Die Kal'dorei haben sich zum Ethil'falla im Tempel von Darnassus eingefunden.

Die Kal'dorei haben sich im Tempel des Mondes von Darnassus versammelt. Eine bunte Mischung aus Jung und Alt ist an diesem Tage im Tempel vorzufinden. Einige Frauen haben Kleinkinder auf den Armen, teilweise Säuglinge, oder junge Kinder an der Hand, weswegen ab und an ein Kind zu jammern hören ist. Mondpriesterin Naiona Moonglow und Nehalennia Sternenweber, sowie die Priesterin Jandria und zwei Novizinnen, darunter Deluna Len'dorel, haben sich vor dem Herzstück des Tempels positioniert.

Mondpriesterin Naiona Moonglow breitet die Arme in einer einladenden Geste aus. Sie erhebt die Stimme und während ihre Worte klar und deutlich von den erhellten Wänden des Tempels widerhallen, senken sich die Arme nach und nach bis diese zuletzt wieder vor ihrem Bauch zueinandergefunden haben. Die Finger sind miteinander verschränkt.

„Elune-adore, werte Freunde, Familien, Reisende und Gäste, die ihr hier heute zu diesem wundervollen Fest erschienen seid.“

Sie macht eine nur kurze Wortpause, ehe sie weiter spricht. „Dem Ethil'falla. Dem Fest zu Ehren unserer Göttin, die uns unser Leben schenkte und die ihre wachsamen Augen auf jenes richtet und es leitet. Zu Ehren unseres von ihr geschenktem Lebens.“

Naiona Moonglows Augen wandern über die Anwesenden. Während sie spricht richtet sich ihr Blick immer mal wieder an eine andere Stelle des Raumes, um allen Anwesenden das Gefühl zu vermitteln von ihr angesprochen zu sein.

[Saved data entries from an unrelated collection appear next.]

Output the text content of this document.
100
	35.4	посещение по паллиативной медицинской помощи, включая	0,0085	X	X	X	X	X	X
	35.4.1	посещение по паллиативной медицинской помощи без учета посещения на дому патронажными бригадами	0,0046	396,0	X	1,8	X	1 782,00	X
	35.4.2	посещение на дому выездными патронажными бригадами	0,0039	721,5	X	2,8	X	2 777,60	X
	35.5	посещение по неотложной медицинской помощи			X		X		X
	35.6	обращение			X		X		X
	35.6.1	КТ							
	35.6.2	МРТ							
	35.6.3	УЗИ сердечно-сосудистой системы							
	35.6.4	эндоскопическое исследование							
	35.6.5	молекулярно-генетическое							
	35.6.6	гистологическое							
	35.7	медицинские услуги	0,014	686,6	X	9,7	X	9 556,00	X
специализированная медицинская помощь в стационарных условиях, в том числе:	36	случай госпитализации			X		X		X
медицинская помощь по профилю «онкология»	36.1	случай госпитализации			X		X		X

„In dieser Nacht ist die Präsenz unserer Göttin am stärksten, ihr Glanz am klarsten und ihre Kraft am größten. Es ist die längste Nacht des Jahres, die Nacht in der wir das Antlitz unserer Mutter und ihre spendende Kraft am deutlichsten sehen und spüren können.“

Sie macht erneut eine kurze Pause, um die Worte auf sich selbst und die Anwesenden wirken zu lassen. „Wir wollen in dieser Nacht unserer Mutter für all die Dinge, die sie für uns tut, danken. Für all die Gaben die sie uns darbringt. Für all die Fruchtbarkeit unserer Wälder und Tiere und unserer Frauen und Mütter, die unser Leben erhalten und wahren. Ein jeder von uns hat seinen eigenen Grund unserer Mutter dankbar zu sein, und all diese Gründe sollen heute besonderes Gehör erhalten.“

Sie hält einen Moment inne, während sie die Augen durch die Reihen wandern lässt. Und auch während sie weiter spricht wandern ihre Augen weiter. „So wie ein Leben endet, beginnt irgendwo ein neues. Dessen halten wir uns vor Augen, halten wir in unseren Gedanken und Herzen. Wo das Leben ergraut findet unsere Mutter die Kraft an anderer Stelle Leben zu geben. Sie trägt die Last all unserer Leben auf sich und so dürfen wir nicht vergessen, dass es unsere Last ist dieses Leben zu schützen. Ihrer Barmherzigkeit und Güte verdanken wir alles um uns herum. Jeden Baum, jedes Tier, die Beeren und Kräuter. Jeder Halm steht unter ihrem wachendem Licht und wächst unter diesem heran, bis er groß genug ist und reife Früchte tragen kann.“

„So wie ein Busch in voller Blüte stehen und reife, große Früchte an ihm hängen können, können auch wir erblühen und voller reifer Früchte sein. Die Blüten unserer Jugend und die Früchte unseres Schaffens die wir ernten wollen.“

„Wir wollen uns heute auch darauf besinnen, was das Leben bedeutet, was es ausmacht. Freuden und Trauer. Schmerz und Heilung. Aufopferung und Liebe. Die Freude an geschaffenem oder geschafftem. Die Trauer an verlorenem oder vergessenem. Die Aufopferung einer Mutter, dessen Kinder Liebe sie nicht missen will. Es gibt noch so viel mehr Dinge die das Leben ausmachen, noch so viel mehr was wir nennen könnten, noch so viel für das wir dankbar sein wollen.“

Naiona Moonglows Stimme ist während des Sprechens nach und nach ruhiger geworden, doch nun erhebt sie die Stimme wieder kraftvoller, so dass man erneut den Klang ihrer Worte deutlich von den Wänden widerhallen hören kann. „Deswegen lasst uns gemeinsam beten. Ein Dankgebet an unsere Mutter Elune, wozu ich jeden herzlichst einlade, der will, mit zu sprechen.“

Sie lässt die Augen noch einen Moment auf den Anwesenden ruhen, bevor sie dann die Hände an ihre Brust hebt und diese gefaltet auf dieser ruhen lässt. Die Augenlider schließen sich und der Kopf neigt sich nach unten, bis das Kinn beinahe die Brust berührt. Ihre Schwestern, die mit ihr die vorderste Reihe teilen, machen es ihr gleich.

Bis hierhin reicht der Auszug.